In merito alla contaminazione da Pbde (polibromodifelinileteri oggi patogeneticamente collegati anche alla esplosione di autismo nel mondo e ancora più in Terra dei Fuochi campana) rilevati nel latte delle donne esaminate, si legge nel doc: “Alcuni campioni pool mostrano una presenza rilevante di congeneri con elevato grado di bromurazione, poco presenti in altri pool. Invia preliminare, questa differenza è meritevole d’attenzione e potrebbe essere associata all’esistenza di sorgenti di decabromobifenili nelle aree di campionamento, con impatto sulla qualit!à ambientale e/o la produzione alimentare locale.

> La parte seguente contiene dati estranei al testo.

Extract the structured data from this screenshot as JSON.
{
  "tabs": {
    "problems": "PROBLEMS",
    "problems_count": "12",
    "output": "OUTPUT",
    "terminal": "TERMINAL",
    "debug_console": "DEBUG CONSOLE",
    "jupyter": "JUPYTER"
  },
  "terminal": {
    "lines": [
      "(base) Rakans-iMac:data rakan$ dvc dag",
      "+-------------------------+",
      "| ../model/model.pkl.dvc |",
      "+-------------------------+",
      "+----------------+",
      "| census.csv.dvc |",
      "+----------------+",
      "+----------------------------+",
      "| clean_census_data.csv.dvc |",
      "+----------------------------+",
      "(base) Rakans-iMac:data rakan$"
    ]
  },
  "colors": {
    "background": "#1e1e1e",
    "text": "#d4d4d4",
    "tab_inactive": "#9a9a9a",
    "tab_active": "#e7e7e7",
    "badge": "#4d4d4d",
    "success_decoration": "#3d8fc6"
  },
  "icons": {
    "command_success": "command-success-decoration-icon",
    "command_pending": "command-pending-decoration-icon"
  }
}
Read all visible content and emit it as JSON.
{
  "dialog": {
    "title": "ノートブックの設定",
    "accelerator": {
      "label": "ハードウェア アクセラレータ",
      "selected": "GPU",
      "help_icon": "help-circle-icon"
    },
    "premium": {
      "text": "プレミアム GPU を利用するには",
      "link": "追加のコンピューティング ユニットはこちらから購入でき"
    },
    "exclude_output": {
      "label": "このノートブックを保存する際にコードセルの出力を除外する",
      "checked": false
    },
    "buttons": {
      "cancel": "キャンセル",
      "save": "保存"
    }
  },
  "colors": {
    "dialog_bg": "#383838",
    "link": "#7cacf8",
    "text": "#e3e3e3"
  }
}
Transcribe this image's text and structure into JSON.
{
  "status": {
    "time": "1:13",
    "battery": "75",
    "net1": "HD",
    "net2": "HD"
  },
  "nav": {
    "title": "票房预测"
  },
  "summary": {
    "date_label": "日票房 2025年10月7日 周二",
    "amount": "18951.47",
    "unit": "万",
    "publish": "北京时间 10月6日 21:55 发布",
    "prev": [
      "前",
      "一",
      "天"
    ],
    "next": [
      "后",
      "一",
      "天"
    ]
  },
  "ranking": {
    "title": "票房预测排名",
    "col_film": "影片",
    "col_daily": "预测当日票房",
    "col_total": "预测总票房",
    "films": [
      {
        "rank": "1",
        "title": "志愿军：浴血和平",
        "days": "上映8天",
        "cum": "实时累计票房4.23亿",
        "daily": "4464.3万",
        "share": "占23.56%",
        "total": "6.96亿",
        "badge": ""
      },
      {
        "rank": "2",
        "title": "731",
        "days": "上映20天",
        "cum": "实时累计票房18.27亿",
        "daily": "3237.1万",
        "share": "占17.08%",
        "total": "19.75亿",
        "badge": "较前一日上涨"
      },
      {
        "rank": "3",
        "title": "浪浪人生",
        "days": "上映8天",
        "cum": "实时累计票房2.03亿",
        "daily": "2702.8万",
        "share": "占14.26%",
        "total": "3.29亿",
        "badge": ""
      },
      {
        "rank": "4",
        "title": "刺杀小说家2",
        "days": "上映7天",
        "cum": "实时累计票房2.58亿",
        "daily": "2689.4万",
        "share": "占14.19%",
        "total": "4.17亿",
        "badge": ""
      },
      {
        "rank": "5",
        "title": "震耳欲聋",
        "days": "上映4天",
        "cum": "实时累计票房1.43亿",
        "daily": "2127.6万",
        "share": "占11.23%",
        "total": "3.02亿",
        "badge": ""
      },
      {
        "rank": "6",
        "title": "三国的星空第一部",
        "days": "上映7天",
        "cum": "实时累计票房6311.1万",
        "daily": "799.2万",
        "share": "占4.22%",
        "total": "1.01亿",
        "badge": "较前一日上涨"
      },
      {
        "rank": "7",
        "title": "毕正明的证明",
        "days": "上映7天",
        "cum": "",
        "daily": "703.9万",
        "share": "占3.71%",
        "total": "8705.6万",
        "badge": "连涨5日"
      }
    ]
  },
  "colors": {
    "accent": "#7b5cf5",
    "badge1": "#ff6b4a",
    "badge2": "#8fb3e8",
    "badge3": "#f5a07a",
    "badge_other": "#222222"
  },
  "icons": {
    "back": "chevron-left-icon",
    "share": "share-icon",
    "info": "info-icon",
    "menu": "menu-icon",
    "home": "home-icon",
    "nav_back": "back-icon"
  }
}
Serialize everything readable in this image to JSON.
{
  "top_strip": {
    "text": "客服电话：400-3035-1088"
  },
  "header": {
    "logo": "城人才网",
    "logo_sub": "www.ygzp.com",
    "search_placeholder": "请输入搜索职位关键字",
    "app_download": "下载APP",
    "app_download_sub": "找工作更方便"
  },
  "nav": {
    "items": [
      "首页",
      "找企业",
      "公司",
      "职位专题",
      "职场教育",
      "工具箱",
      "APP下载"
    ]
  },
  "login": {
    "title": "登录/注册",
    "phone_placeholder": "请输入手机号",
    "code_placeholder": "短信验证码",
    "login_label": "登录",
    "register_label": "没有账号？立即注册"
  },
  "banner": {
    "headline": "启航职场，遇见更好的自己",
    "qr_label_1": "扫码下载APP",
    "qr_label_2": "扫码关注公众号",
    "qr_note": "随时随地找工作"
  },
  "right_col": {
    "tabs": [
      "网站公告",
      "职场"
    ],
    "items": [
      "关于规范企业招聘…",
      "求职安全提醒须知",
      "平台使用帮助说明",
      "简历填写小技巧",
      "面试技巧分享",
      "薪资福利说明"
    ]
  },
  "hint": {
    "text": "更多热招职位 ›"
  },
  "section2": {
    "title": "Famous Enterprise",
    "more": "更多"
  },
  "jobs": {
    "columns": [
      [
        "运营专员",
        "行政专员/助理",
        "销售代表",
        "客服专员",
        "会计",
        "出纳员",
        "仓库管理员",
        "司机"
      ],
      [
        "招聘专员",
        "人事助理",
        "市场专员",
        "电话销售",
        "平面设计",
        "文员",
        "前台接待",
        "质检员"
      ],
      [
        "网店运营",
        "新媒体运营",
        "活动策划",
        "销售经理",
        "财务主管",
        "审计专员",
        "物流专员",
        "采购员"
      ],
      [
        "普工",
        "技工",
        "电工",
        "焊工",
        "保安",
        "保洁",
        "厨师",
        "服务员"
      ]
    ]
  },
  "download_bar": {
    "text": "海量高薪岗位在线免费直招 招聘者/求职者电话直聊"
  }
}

Tali sorgenti potrebbero essere individuate nei luoghi con presenza di rifiuti”.
Quando la Prefettura certifica che sono diminuiti i roghi ma non gli sversamenti dei rifiuti, se ne deduce che per evitare i roghi da molti anni è incrementato lo sversamento di ritardanti di fiamma (PBDE) sul materiale in combustione da parte dei criminali ecomafiosi.
Ebbene nonostante lo stesso Sebiorec richiamasse la necessità e l’urgenza di approfondire i biomonitoraggi ambientali e umani sia per diossine e pcb, che per ritardanti di fiamma polibromodifenileteri (PBDE), non sono ancora stati pubblicati i risultati dello studio Spes avviato nel 2017. Anzi, risulta allo scrivente che i circa 700 prelievi eseguiti agli acerrani tra il 2009 e 2011 – che oggi sarebbe importantissimo ritornare ad analizzare individualmente anche per altri inquinanti ambientali come gli Pfoas (acidi perfluroalchilici – dei quali al momento non esiste una sola analisi in Campania nonostante Terra dei Fuochi sia il territorio dove sono stati smaltiti e dati alle fiamme centinaia di migliaia di frigoriferi spandendo nel suolo il loro contenuto di liquido refrigerante altamente tossico) – siano stati addirittura buttati e non conservati congelati per essere opportunamente rianalizzati.
Perché la Regione Campania ha investito in questi decenni decine di milioni di euro in totale per non avere nulla in termini di biomonitoraggi tossicologici individuali utilizzabili anche in giudizi penali come lo è stato per i pochissimi nostri? Spero che queste ed altre numerose domande ai responsabili possano partire presto dalla Procura di Nola o di Napoli sul disastro ambientale più grande e più negato di Italia.